Plusieurs niveaux du marché de l'art existent et nous les avons exposés dans un article précédent "ART-naque, quel prix - quelle oeuvre?". A l'intérieur de chaque niveau du marché, les acquisitions d'oeuves d'art ne sont pas déclenchées par les mêmes motivations: les richissimes acquéreurs investissent dans l'unicité d'un objet vendu à des millions d'euros, les collectionneurs connaisseurs pointus cherchent l'objet rare qui valorisera leurs collections, quant à l'amateur d'art motivé par l'émotion devant une oeuvre, il devient acquéreur souvent par hasard et par coup de coeur.

Le niveau qui nous intéresse dans cet article est ce tout dernier, parce que c'est la part de marché la plus fluctuante et parce qu'il nous touche au plus près. Comme tout marché, il obéit lui-aussi aux principes économiques de base, c'est-à-dire le rapport entre l'offre (la quantité de tableaux) et la demande (les possibles acquéreurs). La question qui se pose aujourd'hui: alors que les artistes ont besoin "d'écouler leur stock" régulièrement, les possibles acheteurs sont-ils toujours éveillés à l'envie de posséder un objet d'art?

 

Nous vous livrons ici nos analyses, en commençant par l'OFFRE.

Chaque nouvelle rencontre avec le grand public nous fait constater au quotidien que l'art est devenu un élément familier, même familial. Dès que le sujet se présente, nous apprenons chaque jour que tout le monde connaît "quelqu'un qui peint". D'ailleurs tout le monde peut librement prendre des cours d'arts plastiques, d'autant plus que d'autres artistes, plus ou moins chevronnés, à défaut de réussir à vendre leurs créations, trouvent dans les cours qu'ils dispensent une source de revenu régulier (ne serait-ce pas se tirer une balle dans le pied?). Les écoles de beaux arts, d'arts plastiques, de design, produisent elles aussi plusieurs milliers d'artistes par an, autant d'individus qui peuvent grossir les rangs des demandeurs d'emploi l'année suivante.

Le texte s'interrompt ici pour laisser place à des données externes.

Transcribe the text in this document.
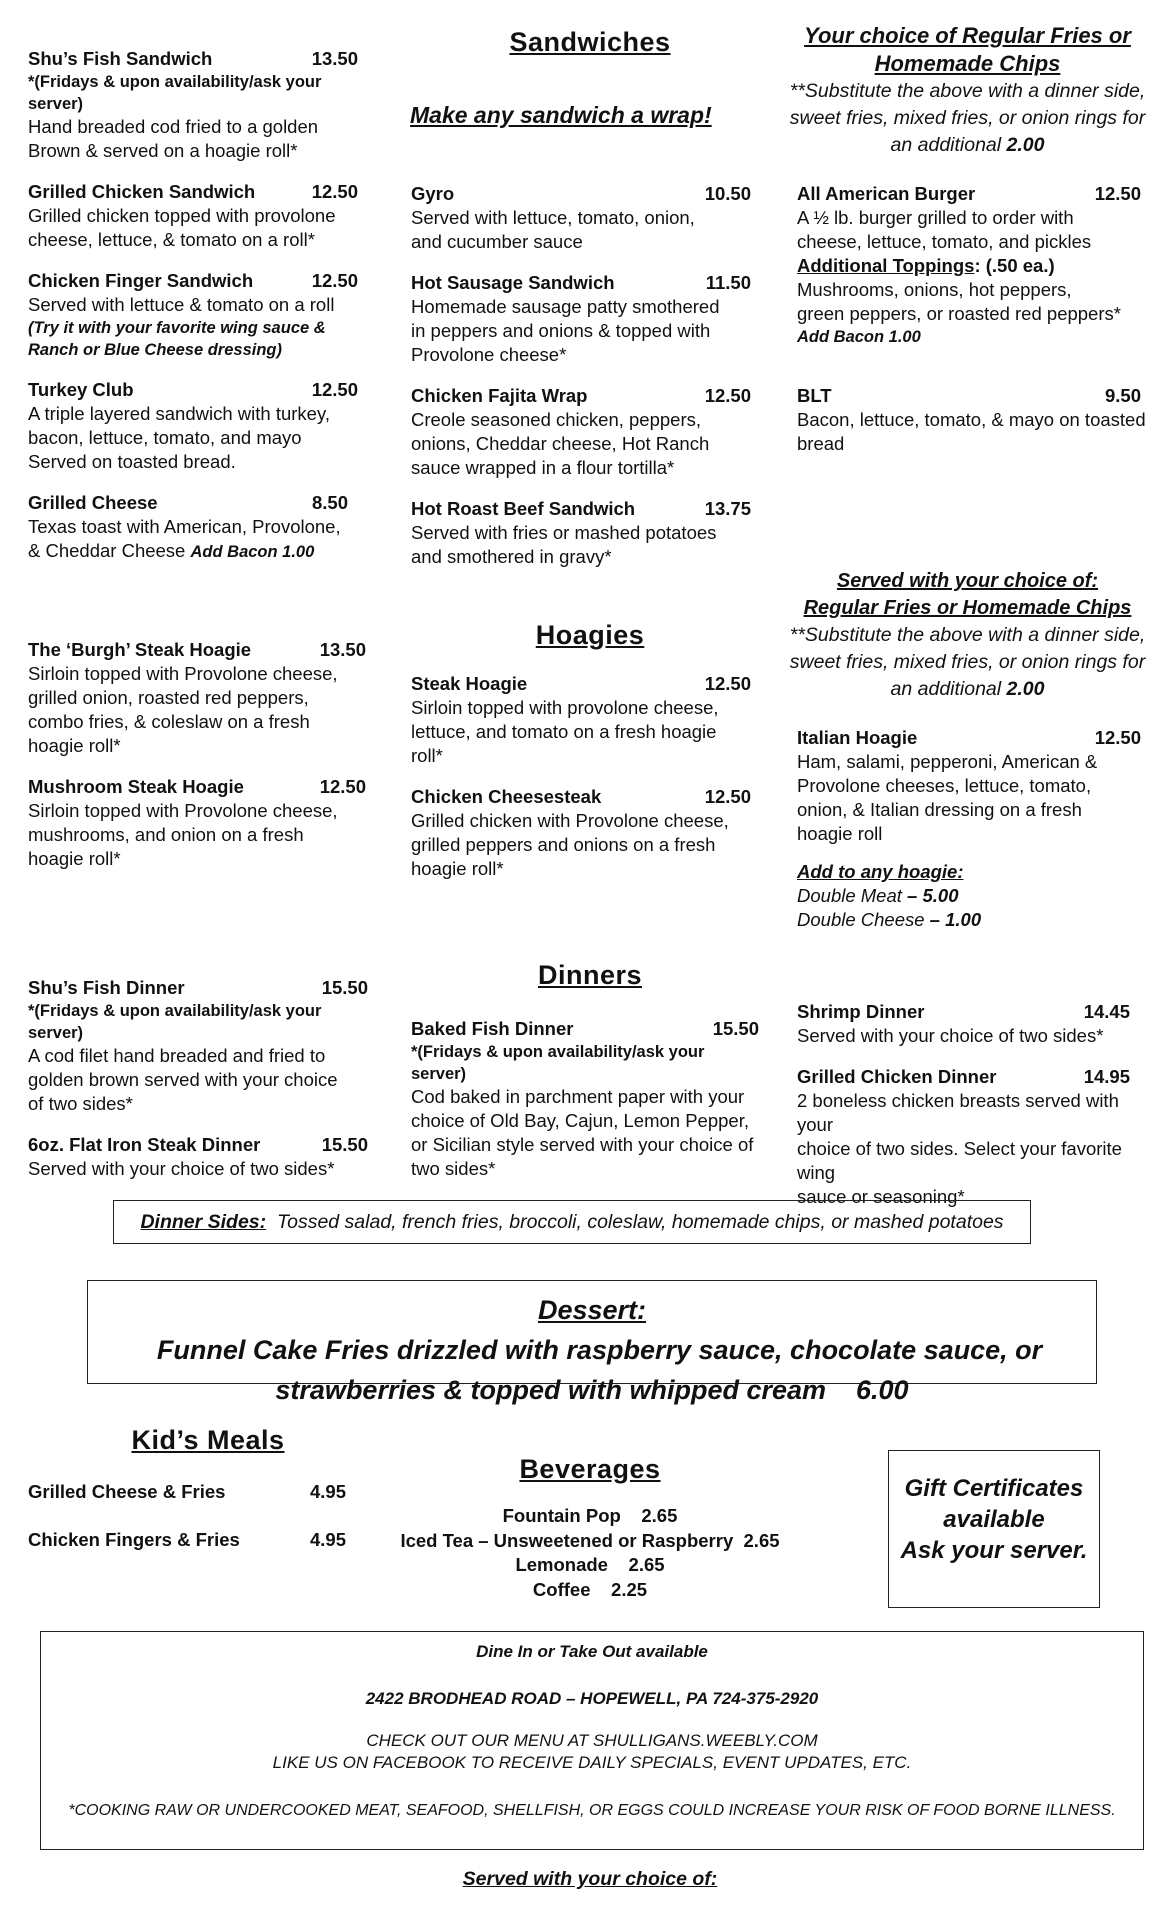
Shu’s Fish Sandwich	13.50
*(Fridays & upon availability/ask your server)
Hand breaded cod fried to a golden
Brown & served on a hoagie roll*
Grilled Chicken Sandwich	12.50
Grilled chicken topped with provolone
cheese, lettuce, & tomato on a roll*
Chicken Finger Sandwich	12.50
Served with lettuce & tomato on a roll
(Try it with your favorite wing sauce &
Ranch or Blue Cheese dressing)
Turkey Club	12.50
A triple layered sandwich with turkey,
bacon, lettuce, tomato, and mayo
Served on toasted bread.
Grilled Cheese	8.50
Texas toast with American, Provolone,
& Cheddar Cheese Add Bacon 1.00
Sandwiches
Make any sandwich a wrap!
Gyro	10.50
Served with lettuce, tomato, onion,
and cucumber sauce
Hot Sausage Sandwich	11.50
Homemade sausage patty smothered
in peppers and onions & topped with
Provolone cheese*
Chicken Fajita Wrap	12.50
Creole seasoned chicken, peppers,
onions, Cheddar cheese, Hot Ranch
sauce wrapped in a flour tortilla*
Hot Roast Beef Sandwich	13.75
Served with fries or mashed potatoes
and smothered in gravy*
Your choice of Regular Fries or
Homemade Chips
**Substitute the above with a dinner side,
sweet fries, mixed fries, or onion rings for
an additional 2.00
All American Burger	12.50
A ½ lb. burger grilled to order with
cheese, lettuce, tomato, and pickles
Additional Toppings: (.50 ea.)
Mushrooms, onions, hot peppers,
green peppers, or roasted red peppers*
Add Bacon 1.00
BLT	9.50
Bacon, lettuce, tomato, & mayo on toasted
bread
The ‘Burgh’ Steak Hoagie	13.50
Sirloin topped with Provolone cheese,
grilled onion, roasted red peppers,
combo fries, & coleslaw on a fresh
hoagie roll*
Mushroom Steak Hoagie	12.50
Sirloin topped with Provolone cheese,
mushrooms, and onion on a fresh
hoagie roll*
Hoagies
Steak Hoagie	12.50
Sirloin topped with provolone cheese,
lettuce, and tomato on a fresh hoagie
roll*
Chicken Cheesesteak	12.50
Grilled chicken with Provolone cheese,
grilled peppers and onions on a fresh
hoagie roll*
Served with your choice of:
Regular Fries or Homemade Chips
**Substitute the above with a dinner side,
sweet fries, mixed fries, or onion rings for
an additional 2.00
Italian Hoagie	12.50
Ham, salami, pepperoni, American &
Provolone cheeses, lettuce, tomato,
onion, & Italian dressing on a fresh
hoagie roll
Add to any hoagie:
Double Meat – 5.00
Double Cheese – 1.00
Shu’s Fish Dinner	15.50
*(Fridays & upon availability/ask your server)
A cod filet hand breaded and fried to
golden brown served with your choice
of two sides*
6oz. Flat Iron Steak Dinner	15.50
Served with your choice of two sides*
Dinners
Baked Fish Dinner	15.50
*(Fridays & upon availability/ask your server)
Cod baked in parchment paper with your
choice of Old Bay, Cajun, Lemon Pepper,
or Sicilian style served with your choice of
two sides*
Shrimp Dinner	14.45
Served with your choice of two sides*
Grilled Chicken Dinner	14.95
2 boneless chicken breasts served with your
choice of two sides. Select your favorite wing
sauce or seasoning*
Dinner Sides: Tossed salad, french fries, broccoli, coleslaw, homemade chips, or mashed potatoes
Dessert:  Funnel Cake Fries drizzled with raspberry sauce, chocolate sauce, or
strawberries & topped with whipped cream    6.00
Kid’s Meals
Grilled Cheese & Fries	4.95
Chicken Fingers & Fries	4.95
Beverages
Fountain Pop    2.65
Iced Tea – Unsweetened or Raspberry  2.65
Lemonade    2.65
Coffee    2.25
Gift Certificates
available
Ask your server.
Dine In or Take Out available
2422 BRODHEAD ROAD – HOPEWELL, PA 724-375-2920
CHECK OUT OUR MENU AT SHULLIGANS.WEEBLY.COM
LIKE US ON FACEBOOK TO RECEIVE DAILY SPECIALS, EVENT UPDATES, ETC.
*COOKING RAW OR UNDERCOOKED MEAT, SEAFOOD, SHELLFISH, OR EGGS COULD INCREASE YOUR RISK OF FOOD BORNE ILLNESS.
Served with your choice of:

Par ailleurs, l'évolution du statut de l'artiste, permet facilement, sur une simple présentation de dossier, de devenir artiste du jour au lendemain, sans même avoir besoin de formation particulière, puisque aujourd'hui seul le critère fiscal (l'inscription à la Maison des Artistes) définit son activité. De plus, pour la majorité des assujettis ("soumis aux cotisations et non assurés sociaux au titre du régime", générant un "bénéfice annuel inférieur 900 fois la valeur horaire moyenne du SMIC") l'activité artistique n'est que adjacente, ils ne vivent pas de leur art, mais de leur activité principale.

    Maison des Artistes
Effectif des artistes en début d'activité (non cotisants)
inscrits au fichier recensement pour l'année 2009: 

Hommes 2132
Femmes 2290
Total 4422


Effectif des artistes cotisants:

  Affiliés Assujettis Total
Hommes 13613 12477 26090
Femmes 9462 12910 22372
Total 23075 25387 48462


Pour palier à cette profusion d'artistes sur le marché, en besoin d'exposition, myriades de galeries et lieux diffusion se montent chaque année, qui, sans être subventionnées, ne résistent pas plus de 3 ans. Mieux encore, les artistes, en tout genre, devienent eux-mêmes leur propres galeristes, en ouvrant un pas de porte, une galerie-atelier, ou en organisant des opérations ponctuelles dans des lieux qu'ils louent.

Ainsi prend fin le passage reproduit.